Thursday, July 13, 2006

NCC issues call for submissions to ecumenical film festival

A UMNS Report By Linda Bloom*

Cannes. Toronto. Tribeca. Oberlin, Ohio.

An open call has been issued for submissions to a different type of film festival - original short films that focus on ecumenism and church unity.

The first-ever Oikumene Film Festival will be part of the 50th anniversary celebration of the Faith and Order Commission of the National Council of Churches. The event takes place July 19-23, 2007, in Oberlin.

Oikumene, a Greek word meaning "the whole inhabited earth," was used to describe ancient Christian councils and later was used to coin the English word, "ecumenical," referring to the worldwide Christian church.

R. Keelan Downton, who is coordinating the festival, told United Methodist News Service the idea came about "as a result of thinking through some creative ways to engage issues for the 50th anniversary." So far, he added, he's been pleased with the positive reaction to the festival.
Downton said his own experience as a summer media intern in 1998 at Ginghamsburg United Methodist Church in Tipp City, Ohio, "was a leap up for me in terms of the visual arts."

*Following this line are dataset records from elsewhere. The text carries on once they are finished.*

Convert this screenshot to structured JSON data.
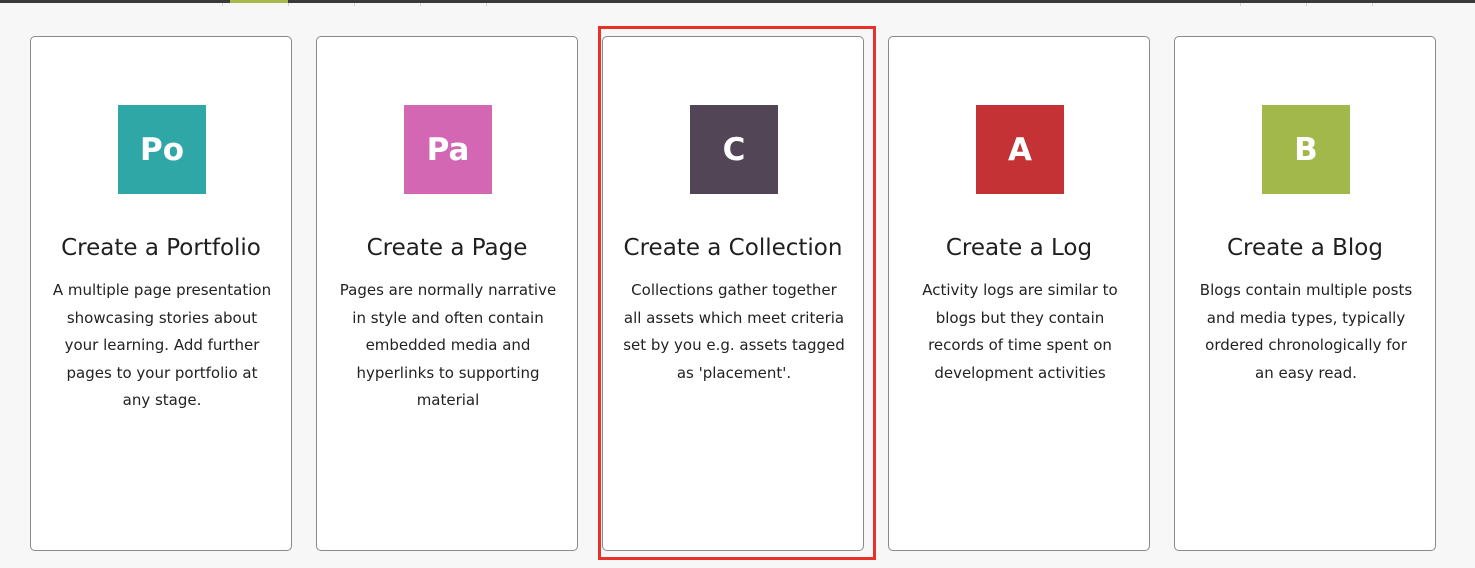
{
  "cards": [
    {
      "tile_text": "Po",
      "tile_color": "#2fa7a7",
      "title": "Create a Portfolio",
      "description": "A multiple page presentation showcasing stories about your learning. Add further pages to your portfolio at any stage."
    },
    {
      "tile_text": "Pa",
      "tile_color": "#d467b3",
      "title": "Create a Page",
      "description": "Pages are normally narrative in style and often contain embedded media and hyperlinks to supporting material"
    },
    {
      "tile_text": "C",
      "tile_color": "#524555",
      "title": "Create a Collection",
      "description": "Collections gather together all assets which meet criteria set by you e.g. assets tagged as 'placement'."
    },
    {
      "tile_text": "A",
      "tile_color": "#c53236",
      "title": "Create a Log",
      "description": "Activity logs are similar to blogs but they contain records of time spent on development activities"
    },
    {
      "tile_text": "B",
      "tile_color": "#a3b84b",
      "title": "Create a Blog",
      "description": "Blogs contain multiple posts and media types, typically ordered chronologically for an easy read."
    }
  ],
  "highlight_color": "#e8312a"
}
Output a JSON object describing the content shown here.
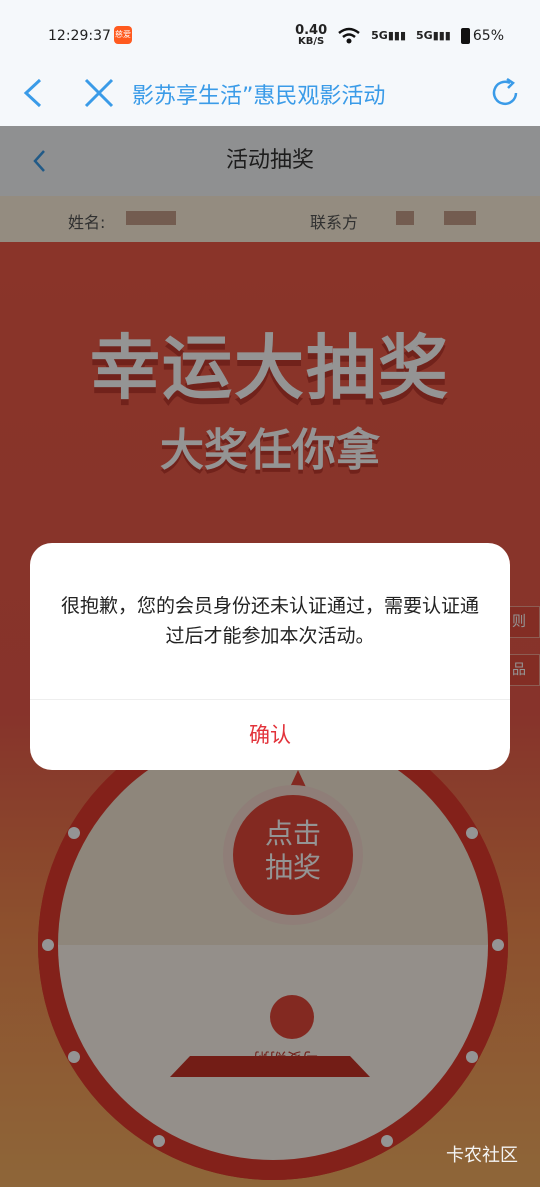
{
  "status_bar": {
    "time": "12:29:37",
    "app_badge": "慈爱",
    "net_speed_value": "0.40",
    "net_speed_unit": "KB/S",
    "signal1": "5G",
    "signal2": "5G",
    "battery": "65%"
  },
  "navbar": {
    "title": "影苏享生活”惠民观影活动"
  },
  "page": {
    "header_title": "活动抽奖",
    "name_label": "姓名:",
    "contact_label": "联系方",
    "hero_title": "幸运大抽奖",
    "hero_subtitle": "大奖任你拿",
    "side_tab_rules": "则",
    "side_tab_prizes": "品",
    "wheel_center_line1": "点击",
    "wheel_center_line2": "抽奖",
    "prize_text": "与麥期粥"
  },
  "dialog": {
    "message": "很抱歉，您的会员身份还未认证通过，需要认证通过后才能参加本次活动。",
    "confirm_label": "确认"
  },
  "watermark": "卡农社区",
  "colors": {
    "accent_blue": "#3a9be8",
    "dialog_confirm": "#e2323a",
    "hero_red": "#ee5b47"
  }
}
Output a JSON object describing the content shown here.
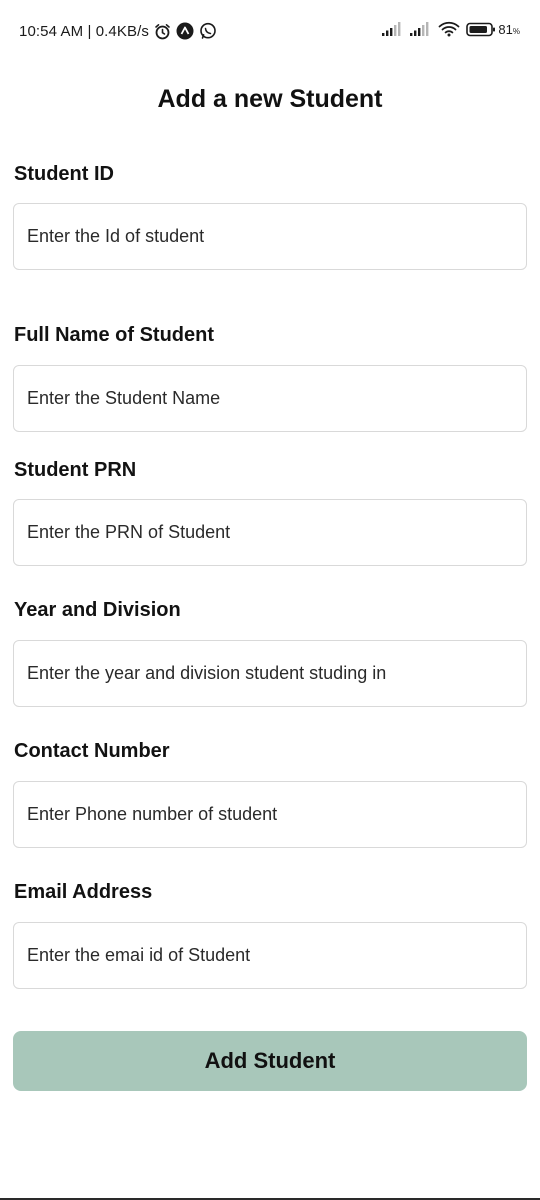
{
  "status_bar": {
    "time_speed": "10:54 AM | 0.4KB/s",
    "battery_level": "81",
    "battery_unit": "%",
    "icons": [
      "alarm-icon",
      "arrow-app-icon",
      "whatsapp-icon",
      "signal-icon",
      "signal-icon",
      "wifi-icon",
      "battery-icon"
    ]
  },
  "page": {
    "title": "Add a new Student"
  },
  "form": {
    "fields": [
      {
        "label": "Student ID",
        "placeholder": "Enter the Id of student"
      },
      {
        "label": "Full Name of Student",
        "placeholder": "Enter the Student Name"
      },
      {
        "label": "Student PRN",
        "placeholder": "Enter the PRN of Student"
      },
      {
        "label": "Year and Division",
        "placeholder": "Enter the year and division student studing in"
      },
      {
        "label": "Contact Number",
        "placeholder": "Enter Phone number of student"
      },
      {
        "label": "Email Address",
        "placeholder": "Enter the emai id of Student"
      }
    ],
    "submit_label": "Add Student"
  },
  "colors": {
    "button_bg": "#a8c7ba",
    "input_border": "#d9d9d9",
    "text": "#111111"
  }
}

Ginghamsburg has been a forward-thinking church in its use of media and technology.

He received a doctorate from the Methodist-owned Edgehill Theological College at Queen's University in Belfast, Northern Ireland, and is serving as the first Faith and Order Postdoctoral Fellow with the commission.

Downton would like filmmakers to be creative in their efforts. "We want to direct people away from a documentary style," he said.

Six submissions, which must be under 21 minutes long, will be shown over two nights of the anniversary celebration. "There will be some opportunities for the filmmakers to present," Downton said. "What we're encouraging is for the films to be part of the ongoing dialogue at the scholarly conference."

A panel will select the six finalists, but it is hoped that some of the other films submitted can be shown through the commission's Web site, he added. The submissions also will be collected in an archive.

The work of the Faith and Order Commission, according to its Web site, "affirms the oneness of the church of Jesus Christ and keeps before the churches the Gospel call to visible unity in one faith and one Eucharist communion, expressed in worship and in common life with Christ, in order that the world may believe."

These issues of unity are at the heart of the ecumenical movement, as "people of different faiths struggle with how to relate to each other and work together on mutual concerns in our communities, nation and world."

Oberlin College, where the celebration will take place, is significant because the commission traces its beginning to a 1957 Oberlin conference on the theme "The Nature of the Unity We Seek." Since then, the commission and its denominational members have worked to strengthen unity through dialogue and research on theological differences.

For the 2007 event, the theme is "On Being Christian Together: The Faith and Order Experience in the United States."

The deadline for film submissions is Feb. 16, 2007. Rules and entry forms can be found at http://www.ncccusa.org/faithandorder/oberlin2007/oikumene.html on the Web.

*Bloom is a United Methodist News Service news writer based in New York.